Casanova en la biblioteca

Juan Antonio Tirado

Borges aspiró toda su vida a ser bibliotecario y quiso su destino paradójico que hiciera realidad su sueño en el mismo momento en que le atacaba la ceguera. Lo dejó escrito en versos memorables: “Nadie rebaje a lágrima o reproche/esta declaración de la maestría/de Dios, que con magnífica ironía/me dio a la vez los libros y la noche./De esta ciudad de libros hizo dueños/a unos ojos sin luz, que sólo pueden/leer en las bibliotecas de los sueños/los insensatos párrafos que ceden”

Giovanni Giacomo Casanova, de quien no consta que alimentara deseos de ser pastor de libros, pasó sus últimos años como bibliotecario en una pequeña localidad. Allí, retirado del mundo y sus demonios, ejerció su tranquilo retiro mientras escribía los doce tomos de sus memorias. ¡Era hombre exagerado en todos sus empeños! Aquí, que se sepa, empiezan y acaban las semejanzas biográficas entre Borges y Casanova. El argentino no fue hombre bregado en el intercambio carnal con señoras, mientras que sobre el veneciano circula una verdadera mitología erótica, que hace de él un don Juan que parte de la realidad y solo al final acaba convertido en motivo literario.

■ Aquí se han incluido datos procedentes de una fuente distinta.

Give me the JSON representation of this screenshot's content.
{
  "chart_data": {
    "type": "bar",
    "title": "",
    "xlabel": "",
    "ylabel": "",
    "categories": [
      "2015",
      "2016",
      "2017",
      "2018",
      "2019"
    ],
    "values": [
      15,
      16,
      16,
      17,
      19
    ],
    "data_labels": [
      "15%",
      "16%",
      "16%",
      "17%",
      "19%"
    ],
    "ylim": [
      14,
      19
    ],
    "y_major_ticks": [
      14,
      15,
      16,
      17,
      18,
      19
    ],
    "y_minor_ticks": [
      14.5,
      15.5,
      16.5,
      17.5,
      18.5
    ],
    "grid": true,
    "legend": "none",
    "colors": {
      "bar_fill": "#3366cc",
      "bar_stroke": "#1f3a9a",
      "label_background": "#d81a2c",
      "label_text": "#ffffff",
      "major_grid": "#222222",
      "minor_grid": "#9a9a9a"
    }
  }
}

Las peripecias vitales de Casanova no se limitan a los goces carnales, sino que cubren un amplio abanico que va de la política a las bellas artes, del comercio a los engaños económicos. Llegó a ser el inventor de la lotería, o al menos de la primera lotería francesa. Prototipo del hombre ilustrado, Giacomo pasó la pubertad y adolescencia en un seminario, pero no tardó en abandonar esa cita a ciegas con Dios, sabedor de que la mecánica del cuerpo y los horizontes de su alma iban por caminos distintos a los de la religión.

El libertinaje, entendido como una exploración imaginativa y profunda de la libertad, encuentra en Casanova a uno de sus mayores paladines. Sus vicios, tan acreditados, se producen en un contexto que no cuestiona la buena educación y las maneras galantes. Su impronta de desvergonzado va unida a su fama de caballero. Corrompe a damas virtuosas que están deseosas de perder las prendas de la virtud y engaña con ardides de artista a las jóvenes que buscan quien las embauque. Roba a ladrón, espía a quienes trafican con el espionaje, sale en las fotos de familia con los grandes, desde Catalina de Rusia a Voltaire, guarda cartas debajo de su manga ancha de vividor. Y conoce, de vuelta a su Venecia natal, cómo se las gastan en la cárcel. Pero como no gusta de quedarse mucho tiempo en el mismo sitio, y como necesita seguir labrándose su leyenda de hombre temible, protagoniza una sonada huida de la prisión, pone agua y tierra de por medio y sigue sus andanzas de zascandil egregio y exquisito.

Solo en el último tramo de la vida, cuando ya el cuerpo no aguanta las embestidas de la imaginación, y cuando los lances del pasado se paladean en la memoria, Giovanni Giacomo Casanova, ceja en sus correrías, remansa su ajetreo biográfico entre la serena quietud de los libros y escribe, al galope, los volúmenes donde deja recuerdo amargo y amable de su leyenda como virtuoso del vicio.